- Differential diagnosis: Postpartum depression, Breastfeeding aversion response (BAR)

= Dysphoric milk ejection reflex =

Dysphoric milk ejection reflex (D-MER) is a condition in which people who breastfeed develop negative emotions that begin just before the milk ejection reflex and last less than a few minutes. It is different from postpartum depression, breastfeeding aversion response (BAR), or a dislike of breastfeeding. It has been described anecdotally many times, yet one of the earliest case studies on the condition was only published in 2011, and not much research was done prior to that. Even in 2021 when the first review of published literature was done the authors noted that health care providers were still "barely [able to] recognize D-MER."
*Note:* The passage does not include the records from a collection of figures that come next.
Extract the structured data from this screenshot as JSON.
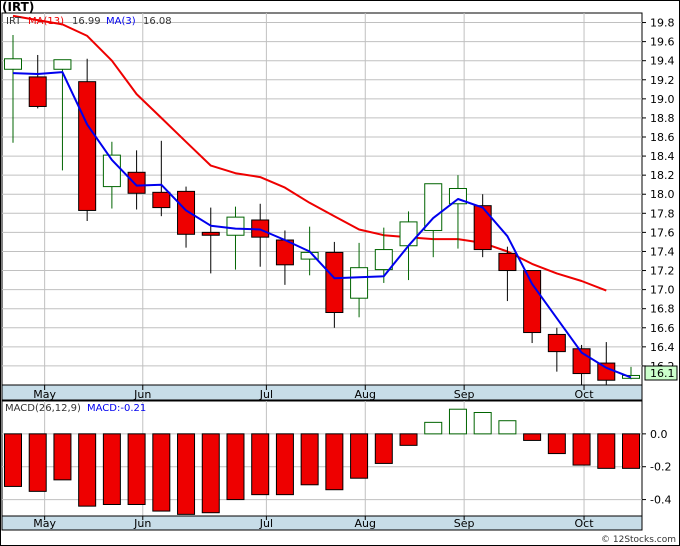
{
  "title": "(IRT)",
  "credit": "© 12Stocks.com",
  "colors": {
    "bull_fill": "#ffffff",
    "bull_edge": "#006400",
    "bear_fill": "#ee0000",
    "bear_edge": "#000000",
    "ma13": "#ee0000",
    "ma3": "#0000ee",
    "axis_band": "#c7dde8",
    "grid": "#c0c0c0",
    "last_price_box": "#ccffcc",
    "macd_pos_fill": "#ffffff",
    "macd_pos_edge": "#006400",
    "macd_neg_fill": "#ee0000",
    "macd_neg_edge": "#000000"
  },
  "price_legend": {
    "ticker": "IRT",
    "ma13_label": "MA(13)",
    "ma13_value": "16.99",
    "ma3_label": "MA(3)",
    "ma3_value": "16.08"
  },
  "macd_legend": {
    "label": "MACD(26,12,9)",
    "value_label": "MACD:-0.21"
  },
  "last_price": "16.1",
  "chart_data": [
    {
      "type": "candlestick",
      "title": "(IRT)",
      "ylim": [
        16.0,
        19.9
      ],
      "yticks": [
        16.2,
        16.4,
        16.6,
        16.8,
        17.0,
        17.2,
        17.4,
        17.6,
        17.8,
        18.0,
        18.2,
        18.4,
        18.6,
        18.8,
        19.0,
        19.2,
        19.4,
        19.6,
        19.8
      ],
      "ytick_labels": [
        "16.2",
        "16.4",
        "16.6",
        "16.8",
        "17.0",
        "17.2",
        "17.4",
        "17.6",
        "17.8",
        "18.0",
        "18.2",
        "18.4",
        "18.6",
        "18.8",
        "19.0",
        "19.2",
        "19.4",
        "19.6",
        "19.8"
      ],
      "months": [
        {
          "label": "May",
          "bar": 1.28
        },
        {
          "label": "Jun",
          "bar": 5.25
        },
        {
          "label": "Jul",
          "bar": 10.25
        },
        {
          "label": "Aug",
          "bar": 14.25
        },
        {
          "label": "Sep",
          "bar": 18.25
        },
        {
          "label": "Oct",
          "bar": 23.1
        }
      ],
      "candles": [
        {
          "o": 19.31,
          "h": 19.67,
          "l": 18.54,
          "c": 19.42
        },
        {
          "o": 19.23,
          "h": 19.46,
          "l": 18.9,
          "c": 18.92
        },
        {
          "o": 19.31,
          "h": 19.41,
          "l": 18.25,
          "c": 19.41
        },
        {
          "o": 19.18,
          "h": 19.42,
          "l": 17.72,
          "c": 17.83
        },
        {
          "o": 18.08,
          "h": 18.55,
          "l": 17.85,
          "c": 18.41
        },
        {
          "o": 18.23,
          "h": 18.46,
          "l": 17.84,
          "c": 18.01
        },
        {
          "o": 18.02,
          "h": 18.56,
          "l": 17.77,
          "c": 17.86
        },
        {
          "o": 18.03,
          "h": 18.08,
          "l": 17.44,
          "c": 17.58
        },
        {
          "o": 17.6,
          "h": 17.86,
          "l": 17.17,
          "c": 17.57
        },
        {
          "o": 17.57,
          "h": 17.87,
          "l": 17.21,
          "c": 17.76
        },
        {
          "o": 17.73,
          "h": 17.9,
          "l": 17.24,
          "c": 17.55
        },
        {
          "o": 17.52,
          "h": 17.62,
          "l": 17.05,
          "c": 17.26
        },
        {
          "o": 17.32,
          "h": 17.66,
          "l": 17.15,
          "c": 17.39
        },
        {
          "o": 17.39,
          "h": 17.5,
          "l": 16.6,
          "c": 16.76
        },
        {
          "o": 16.91,
          "h": 17.49,
          "l": 16.71,
          "c": 17.23
        },
        {
          "o": 17.21,
          "h": 17.65,
          "l": 17.07,
          "c": 17.42
        },
        {
          "o": 17.46,
          "h": 17.82,
          "l": 17.1,
          "c": 17.71
        },
        {
          "o": 17.62,
          "h": 18.11,
          "l": 17.34,
          "c": 18.11
        },
        {
          "o": 17.9,
          "h": 18.2,
          "l": 17.43,
          "c": 18.06
        },
        {
          "o": 17.88,
          "h": 18.0,
          "l": 17.34,
          "c": 17.42
        },
        {
          "o": 17.38,
          "h": 17.45,
          "l": 16.88,
          "c": 17.2
        },
        {
          "o": 17.2,
          "h": 17.2,
          "l": 16.44,
          "c": 16.55
        },
        {
          "o": 16.53,
          "h": 16.6,
          "l": 16.14,
          "c": 16.35
        },
        {
          "o": 16.38,
          "h": 16.42,
          "l": 15.98,
          "c": 16.12
        },
        {
          "o": 16.23,
          "h": 16.45,
          "l": 15.98,
          "c": 16.05
        },
        {
          "o": 16.07,
          "h": 16.19,
          "l": 16.06,
          "c": 16.1
        }
      ],
      "ma13": [
        {
          "bar": 0.0,
          "v": 19.87
        },
        {
          "bar": 2.0,
          "v": 19.78
        },
        {
          "bar": 3.0,
          "v": 19.66
        },
        {
          "bar": 4.0,
          "v": 19.4
        },
        {
          "bar": 5.0,
          "v": 19.05
        },
        {
          "bar": 6.0,
          "v": 18.8
        },
        {
          "bar": 7.0,
          "v": 18.55
        },
        {
          "bar": 8.0,
          "v": 18.3
        },
        {
          "bar": 9.0,
          "v": 18.22
        },
        {
          "bar": 10.0,
          "v": 18.18
        },
        {
          "bar": 11.0,
          "v": 18.07
        },
        {
          "bar": 12.0,
          "v": 17.91
        },
        {
          "bar": 13.0,
          "v": 17.77
        },
        {
          "bar": 14.0,
          "v": 17.63
        },
        {
          "bar": 15.0,
          "v": 17.57
        },
        {
          "bar": 16.0,
          "v": 17.55
        },
        {
          "bar": 17.0,
          "v": 17.53
        },
        {
          "bar": 18.0,
          "v": 17.53
        },
        {
          "bar": 19.0,
          "v": 17.49
        },
        {
          "bar": 20.0,
          "v": 17.4
        },
        {
          "bar": 21.0,
          "v": 17.27
        },
        {
          "bar": 22.0,
          "v": 17.17
        },
        {
          "bar": 23.0,
          "v": 17.09
        },
        {
          "bar": 24.0,
          "v": 16.99
        }
      ],
      "ma3": [
        {
          "bar": 0.0,
          "v": 19.27
        },
        {
          "bar": 1.0,
          "v": 19.26
        },
        {
          "bar": 2.0,
          "v": 19.28
        },
        {
          "bar": 3.0,
          "v": 18.73
        },
        {
          "bar": 4.0,
          "v": 18.36
        },
        {
          "bar": 5.0,
          "v": 18.09
        },
        {
          "bar": 6.0,
          "v": 18.1
        },
        {
          "bar": 7.0,
          "v": 17.83
        },
        {
          "bar": 8.0,
          "v": 17.67
        },
        {
          "bar": 9.0,
          "v": 17.64
        },
        {
          "bar": 10.0,
          "v": 17.63
        },
        {
          "bar": 11.0,
          "v": 17.52
        },
        {
          "bar": 12.0,
          "v": 17.4
        },
        {
          "bar": 13.0,
          "v": 17.12
        },
        {
          "bar": 14.0,
          "v": 17.13
        },
        {
          "bar": 15.0,
          "v": 17.14
        },
        {
          "bar": 16.0,
          "v": 17.46
        },
        {
          "bar": 17.0,
          "v": 17.75
        },
        {
          "bar": 18.0,
          "v": 17.95
        },
        {
          "bar": 19.0,
          "v": 17.86
        },
        {
          "bar": 20.0,
          "v": 17.56
        },
        {
          "bar": 21.0,
          "v": 17.06
        },
        {
          "bar": 22.0,
          "v": 16.7
        },
        {
          "bar": 23.0,
          "v": 16.34
        },
        {
          "bar": 24.0,
          "v": 16.18
        },
        {
          "bar": 25.0,
          "v": 16.08
        }
      ]
    },
    {
      "type": "bar",
      "title": "MACD(26,12,9)",
      "ylim": [
        -0.5,
        0.2
      ],
      "yticks": [
        0.0,
        -0.2,
        -0.4
      ],
      "ytick_labels": [
        "0.0",
        "-0.2",
        "-0.4"
      ],
      "values": [
        -0.32,
        -0.35,
        -0.28,
        -0.44,
        -0.43,
        -0.43,
        -0.47,
        -0.49,
        -0.48,
        -0.4,
        -0.37,
        -0.37,
        -0.31,
        -0.34,
        -0.27,
        -0.18,
        -0.07,
        0.07,
        0.15,
        0.13,
        0.08,
        -0.04,
        -0.12,
        -0.19,
        -0.21,
        -0.21
      ]
    }
  ]
}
The feelings described may also occur in women who are not currently, or never have been, breastfeeding. A recent groundbreaking study in 2023 found the prevalence of D-MER in Australian breastfeeding women was 6% or around 1 in 15 women In these cases, stimulation of the nipples produces a similar, dysphoric feeling as described by women with a condition identified as D-MER. A link between local dopamine blockage and the precise location of AMPA-glutamate blockage in the nucleus accumbens, and the subsequent experience of stimuli as negative or positive has been researched but not confirmed as the cause of D-MER and related conditions.

== Signs and symptoms ==
The lactating woman develops a brief period of dysphoria that begins just prior to the milk ejection reflex and continues for not more than several minutes. It may recur with every milk release, any single release, or only with the initial milk release at each feeding. D-MER always presents as an emotional reaction but may also produce a hollow or churning feeling in the pit of the stomach, nausea, restlessness, and/or general unease. When experiencing D-MER, mothers may report any of a spectrum of different unpleasant emotions, ranging from depression to anxiety to anger. Each of these emotions can be felt at a different level of intensity.

== Diagnosis ==
- D-MER does not appear to be a psychological response to breastfeeding. It is possible for women to have psychological responses to breastfeeding, but D-MER gives evidence of being a physiological reflex.
- D-MER is not postpartum depression or a postpartum mood disorder. A woman can have D-MER and PPD, but they are separate conditions and the common treatments for PPD do not treat D-MER. The majority of women with D-MER report no other mood disorders.
- D-MER is not the "breastfeeding aversion response (BAR)" that can happen to some when continuing to nurse while pregnant. Breastfeeding aversion response occurs upon nipple contact when nursing whereas D-MER is triggered by the let-down reflex, even if it is several minutes after latching.

== Management ==
There is no product that is medically approved to treat D-MER. It has been hypothesized that efforts to raise dopamine may help, and anecdotal evidence encourages a healthy diet limiting caffeine intake and adding supplements.

=== Emotional support ===
Awareness, understanding, and education appear to be important. Many people with D-MER rate their D-MER much worse prior to learning what is causing their feelings. Once a mother understands that she is not alone in her condition and realizes it is a physiological condition she seems to be much less likely to wean prematurely.

The most effective treatments for D-MER to date have been awareness, understanding, and education. Many mothers struggling with D-MER attribute a much higher level of intensity to their symptoms before learning what is causing them. When mothers understand that they are not alone in this condition and realize that it is a physiological reaction, they seem much less inclined to wean their child prematurely.

== History ==
The first documented reference to a hormonally based negative emotional reaction while breastfeeding was found online in a forum in June 2004. Prior to the launch of D-MER.org the phenomenon was unknown, unnamed, misunderstood and rarely mentioned or talked about. The term dysphoric milk ejection reflex (D-MER) came from Alia Macrina Heise who described it in 2007. It was chosen due to the emotional reaction (dysphoria) to milk let-down (milk ejection reflex). The "milk ejection reflex" is abbreviated among lactation professionals and referred to as the M-E-R. In 2008 a team of lactation consultants, headed up by Diane Wiessinger, worked together and consulted with other medical professionals to do a preliminary investigation to better understand D-MER. Case reports and case series have been published on the topic. A 2019 study reported a prevalence rate of 9.1%. An October 2021 review of literature published to that date reported:
Due to poor public awareness of D-MER and the scarcity of evidence-based literature, many mothers may mistake D-MER for postpartum depression, especially given its atypical symptomatic manifestations. Additionally, lactation practitioners and health care providers may have limited recognition of D-MER. Another challenge in managing D-MER is that mental health professionals may lack knowledge about lactation or training in lactation management. This makes it necessary to educate mothers because educated mothers are usually better at handling postpartum situations if they are prepared in advance.